Just outside of the main gallery, a dramatic, floor-to-ceiling red velvet cloth leads to an interactive area where visitors of all ages, sizes, and genders may try on clothing or accessories like those seen in the portraits. The hats, shawls, lace collars, and other accessories provide the opportunity for visitors to try on and, as the title says, inhabit each portrait. The portraits present subjects from childhood through old age, and a full range of visitors will have the opportunity to don a hat, cape, or lacy garment, look in a mirror or through a frame, and imagine themselves as one of the sitters on view.
May – November 2018
Alexi Antoniadis creates a large-scale outdoor sculpture to help us mark the 175th anniversary of the Fruitlands Utopian Commune that took place on this site. Antoniadis uses hand-formed steel and will color it with paint. The mesmerizing contours are informed in part by the sleek, non-representational forms of 20th-century modernism, yet with a balance of line and space that is very much of the present. The sleek lines provide a magnetic source of curiosity and new sightlines through which visitors may view the landscape.
Antoniadis works with themes of utopia and creates site-specific work responding to the Fruitlands experiment of 1843, including the high-reaching expectations, the ultimately disappointing outcome, and the structure of the house itself. The sculpture will have an open-air outline, or “ghost,” of the house that people could walk around and through. While loosely echoing the forms of the Fruitlands farmhouse, the sculpture will join structure and idea in metaphor, completing the past while casting it through a contemporary lens to reform or reject it, based on the viewpoint of each person experiencing it.
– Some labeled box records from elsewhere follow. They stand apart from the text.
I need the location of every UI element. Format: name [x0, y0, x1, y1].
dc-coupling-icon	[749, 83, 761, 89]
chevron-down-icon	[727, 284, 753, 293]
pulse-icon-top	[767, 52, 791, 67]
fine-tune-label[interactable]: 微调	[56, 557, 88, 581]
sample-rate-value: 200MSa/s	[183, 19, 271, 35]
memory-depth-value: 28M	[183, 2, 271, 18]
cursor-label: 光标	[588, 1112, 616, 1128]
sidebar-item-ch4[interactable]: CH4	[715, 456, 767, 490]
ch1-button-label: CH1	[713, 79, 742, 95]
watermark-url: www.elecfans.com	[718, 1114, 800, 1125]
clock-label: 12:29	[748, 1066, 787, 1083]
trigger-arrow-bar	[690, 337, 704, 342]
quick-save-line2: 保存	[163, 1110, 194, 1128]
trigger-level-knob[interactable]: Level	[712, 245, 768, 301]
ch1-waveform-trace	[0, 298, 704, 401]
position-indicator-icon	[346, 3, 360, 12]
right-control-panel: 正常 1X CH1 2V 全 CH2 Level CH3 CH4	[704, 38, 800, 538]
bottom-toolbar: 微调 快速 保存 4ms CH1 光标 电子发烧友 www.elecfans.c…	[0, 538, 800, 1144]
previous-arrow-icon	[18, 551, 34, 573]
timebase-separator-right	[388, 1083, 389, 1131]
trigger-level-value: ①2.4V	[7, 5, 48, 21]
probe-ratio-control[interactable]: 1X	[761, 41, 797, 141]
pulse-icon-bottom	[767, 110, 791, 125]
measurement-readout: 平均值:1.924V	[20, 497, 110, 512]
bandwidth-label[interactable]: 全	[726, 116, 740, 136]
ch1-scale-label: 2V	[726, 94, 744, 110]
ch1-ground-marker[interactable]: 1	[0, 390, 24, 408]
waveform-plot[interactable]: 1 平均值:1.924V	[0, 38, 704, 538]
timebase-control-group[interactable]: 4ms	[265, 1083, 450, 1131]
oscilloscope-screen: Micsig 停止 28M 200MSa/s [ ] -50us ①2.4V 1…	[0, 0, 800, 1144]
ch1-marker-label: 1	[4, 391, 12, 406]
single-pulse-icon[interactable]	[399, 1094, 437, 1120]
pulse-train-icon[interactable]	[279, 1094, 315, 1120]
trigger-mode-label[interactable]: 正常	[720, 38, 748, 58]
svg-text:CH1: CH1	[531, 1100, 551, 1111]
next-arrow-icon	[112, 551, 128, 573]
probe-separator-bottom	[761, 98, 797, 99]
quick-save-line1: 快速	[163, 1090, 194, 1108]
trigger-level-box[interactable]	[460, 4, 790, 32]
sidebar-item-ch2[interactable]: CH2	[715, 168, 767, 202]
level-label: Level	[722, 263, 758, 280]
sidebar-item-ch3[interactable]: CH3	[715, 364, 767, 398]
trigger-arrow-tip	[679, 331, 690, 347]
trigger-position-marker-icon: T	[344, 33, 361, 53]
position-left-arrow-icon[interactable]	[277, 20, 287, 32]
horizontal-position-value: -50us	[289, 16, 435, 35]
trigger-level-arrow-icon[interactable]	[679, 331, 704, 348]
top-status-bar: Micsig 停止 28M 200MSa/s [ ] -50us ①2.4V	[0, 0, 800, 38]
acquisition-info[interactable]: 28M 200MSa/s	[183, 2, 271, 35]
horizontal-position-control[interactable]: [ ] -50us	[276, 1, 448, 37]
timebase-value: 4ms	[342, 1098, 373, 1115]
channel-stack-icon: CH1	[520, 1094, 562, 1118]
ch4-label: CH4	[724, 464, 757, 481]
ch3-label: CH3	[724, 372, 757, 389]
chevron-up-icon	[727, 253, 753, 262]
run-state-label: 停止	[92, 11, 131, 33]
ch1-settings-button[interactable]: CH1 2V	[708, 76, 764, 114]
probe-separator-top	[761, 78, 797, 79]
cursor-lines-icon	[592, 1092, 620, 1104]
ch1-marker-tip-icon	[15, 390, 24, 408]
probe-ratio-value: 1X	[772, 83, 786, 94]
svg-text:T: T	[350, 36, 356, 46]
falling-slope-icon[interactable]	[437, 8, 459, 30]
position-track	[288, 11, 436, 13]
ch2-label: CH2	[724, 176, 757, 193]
A New View: Landscapes from the Permanent Collection
September 2, 2017 – November 5, 2018
From chair rail to ceiling, the walls on the South Gallery will be resplendent with a salon-style display of the largest grouping in decades of landscape paintings from the museum's permanent collection. Featuring more than 50 paintings from Hudson River School painters including Albert Bierstadt, Thomas Cole, and Frederic Church, the 19th-century oil on canvas paintings will transport visitors to 1947, when museum founder Clara Endicott Sears first presented them to the public. Prints of original paintings are available at the Museum Store.
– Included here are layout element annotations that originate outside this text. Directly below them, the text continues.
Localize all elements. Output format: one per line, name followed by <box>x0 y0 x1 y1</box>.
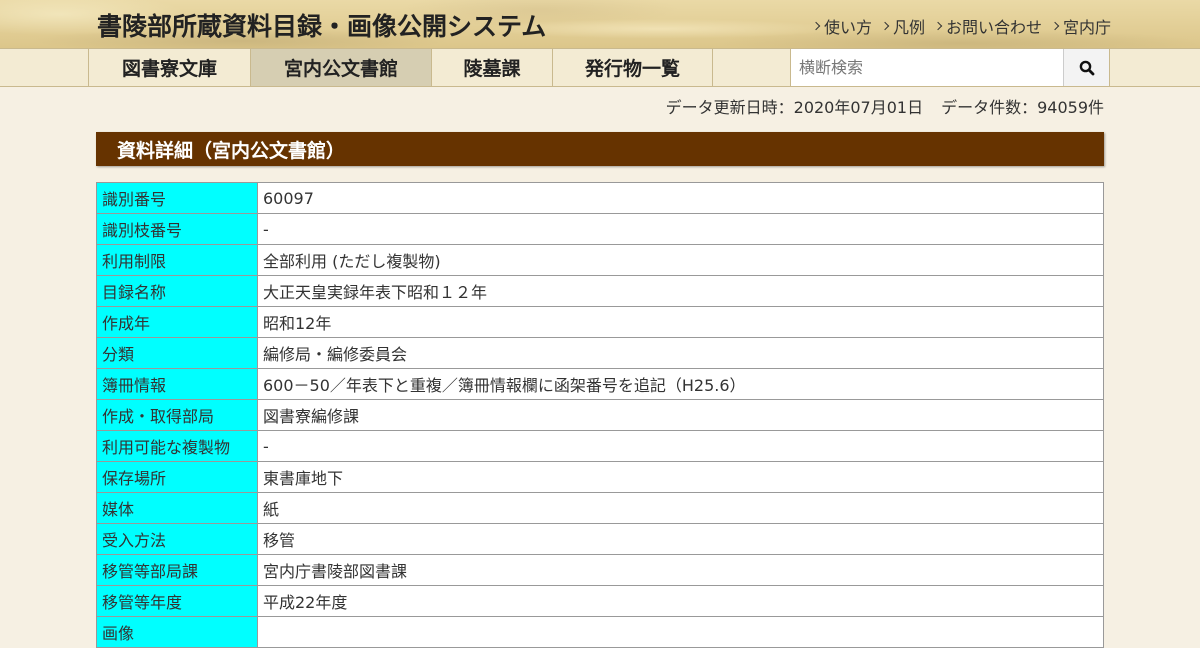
detail-table: 識別番号 60097 識別枝番号 - 利用制限 全部利用 (ただし複製物) 目録名称大… <box>96 182 1104 648</box>
row-label: 受入方法 <box>96 523 258 555</box>
row-label: 移管等部局課 <box>96 554 258 586</box>
site-title[interactable]: 書陵部所蔵資料目録・画像公開システム <box>97 7 546 43</box>
tab-library[interactable]: 図書寮文庫 <box>88 49 250 86</box>
row-label: 識別番号 <box>96 182 258 214</box>
row-value: 宮内庁書陵部図書課 <box>257 554 1104 586</box>
table-row: 識別番号 60097 <box>96 182 1104 214</box>
table-row: 簿冊情報 600－50／年表下と重複／簿冊情報欄に函架番号を追記（H25.6） <box>96 368 1104 400</box>
table-row: 媒体紙 <box>96 492 1104 524</box>
section-title: 資料詳細（宮内公文書館） <box>117 139 346 162</box>
table-row: 目録名称 大正天皇実録年表下昭和１２年 <box>96 275 1104 307</box>
row-value: - <box>257 213 1104 245</box>
update-info: データ更新日時：2020年07月01日 データ件数：94059件 <box>666 94 1104 118</box>
tab-archives[interactable]: 宮内公文書館 <box>250 49 431 86</box>
row-label: 保存場所 <box>96 461 258 493</box>
row-label: 識別枝番号 <box>96 213 258 245</box>
row-label: 画像 <box>96 616 258 648</box>
top-link-legend[interactable]: 凡例 <box>880 14 925 38</box>
site-header: 書陵部所蔵資料目録・画像公開システム 使い方 凡例 お問い合わせ 宮内庁 <box>0 0 1200 48</box>
table-row: 受入方法 移管 <box>96 523 1104 555</box>
chevron-right-icon <box>880 21 890 31</box>
table-row: 画像 <box>96 616 1104 648</box>
top-link-label: 宮内庁 <box>1062 18 1111 37</box>
top-link-agency[interactable]: 宮内庁 <box>1050 14 1111 38</box>
top-link-label: お問い合わせ <box>945 18 1042 37</box>
row-value <box>257 616 1104 648</box>
main-navigation: 図書寮文庫 宮内公文書館 陵墓課 発行物一覧 <box>0 48 1200 87</box>
row-label: 目録名称 <box>96 275 258 307</box>
table-row: 利用制限 全部利用 (ただし複製物) <box>96 244 1104 276</box>
table-row: 作成・取得部局 図書寮編修課 <box>96 399 1104 431</box>
table-row: 保存場所 東書庫地下 <box>96 461 1104 493</box>
table-row: 移管等部局課 宮内庁書陵部図書課 <box>96 554 1104 586</box>
row-label: 作成年 <box>96 306 258 338</box>
row-value: - <box>257 430 1104 462</box>
row-value: 移管 <box>257 523 1104 555</box>
table-row: 利用可能な複製物 - <box>96 430 1104 462</box>
tab-publications[interactable]: 発行物一覧 <box>552 49 713 86</box>
table-row: 移管等年度 平成22年度 <box>96 585 1104 617</box>
row-label: 簿冊情報 <box>96 368 258 400</box>
search-icon <box>1079 60 1094 75</box>
table-row: 識別枝番号 - <box>96 213 1104 245</box>
row-value: 全部利用 (ただし複製物) <box>257 244 1104 276</box>
top-link-contact[interactable]: お問い合わせ <box>933 14 1042 38</box>
nav-tabs: 図書寮文庫 宮内公文書館 陵墓課 発行物一覧 <box>88 49 713 86</box>
row-value: 大正天皇実録年表下昭和１２年 <box>257 275 1104 307</box>
table-row: 分類 編修局・編修委員会 <box>96 337 1104 369</box>
search-input[interactable] <box>791 49 1063 86</box>
top-link-label: 使い方 <box>823 18 872 37</box>
row-value: 図書寮編修課 <box>257 399 1104 431</box>
row-value: 600－50／年表下と重複／簿冊情報欄に函架番号を追記（H25.6） <box>257 368 1104 400</box>
search-button[interactable] <box>1063 49 1109 86</box>
row-label: 媒体 <box>96 492 258 524</box>
row-label: 作成・取得部局 <box>96 399 258 431</box>
row-label: 移管等年度 <box>96 585 258 617</box>
tab-mausoleum[interactable]: 陵墓課 <box>431 49 552 86</box>
row-value: 60097 <box>257 182 1104 214</box>
chevron-right-icon <box>811 21 821 31</box>
search-box <box>790 49 1110 86</box>
chevron-right-icon <box>933 21 943 31</box>
table-row: 作成年 昭和12年 <box>96 306 1104 338</box>
top-link-usage[interactable]: 使い方 <box>811 14 872 38</box>
row-value: 平成22年度 <box>257 585 1104 617</box>
row-value: 編修局・編修委員会 <box>257 337 1104 369</box>
row-value: 東書庫地下 <box>257 461 1104 493</box>
chevron-right-icon <box>1050 21 1060 31</box>
top-links: 使い方 凡例 お問い合わせ 宮内庁 <box>811 14 1111 38</box>
row-value: 昭和12年 <box>257 306 1104 338</box>
top-link-label: 凡例 <box>892 18 925 37</box>
update-date: データ更新日時：2020年07月01日 <box>665 98 924 117</box>
row-label: 分類 <box>96 337 258 369</box>
row-value: 紙 <box>257 492 1104 524</box>
record-count: データ件数：94059件 <box>941 98 1104 117</box>
row-label: 利用可能な複製物 <box>96 430 258 462</box>
row-label: 利用制限 <box>96 244 258 276</box>
section-heading: 資料詳細（宮内公文書館） <box>96 132 1104 166</box>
Contemporary Art Intervention
June – September 2018
Rachel Campbell, Barn Sketch 2, 2017, oil on panel
Three landscape paintings by Rachel Campbell appear within A New View: Landscapes from the Permanent Collection. Her paintings describe everyday life with vivid colors and lively brushstrokes that strike a memorable balance between lush paint and rendered space. Campbell states, “My paintings are landscapes, even if depicting portraits or objects, they are all a landscape to me.” The three paintings that are integrated into the salon-style gallery of over fifty landscapes from the 1800s depict things that have aspects of the world today—a cul-de-sac, a mobile home—while providing points of comparison with the older paintings with elements such as vivid foliage and familiar horizon lines.
Campbell is originally from New Zealand, and has been living in the USA since 2003. She studied art in both New Zealand and Canada, and has also spent time living and exhibiting in the UK and Germany. Rachel lives in Durham, NC. She exhibits with several galleries, including Clark Gallery in Lincoln, MA, and her work is in several private and public collections in over a dozen countries.
The permanent collection of Fruitlands museum focuses on 19th-century history and culture. Campbell’s paintings displayed alongside the Hudson River School paintings are part of an ongoing series of interventions where contemporary art engages with historical objects.
Also On View
Landscape and Portrait paintings from our permanent collection.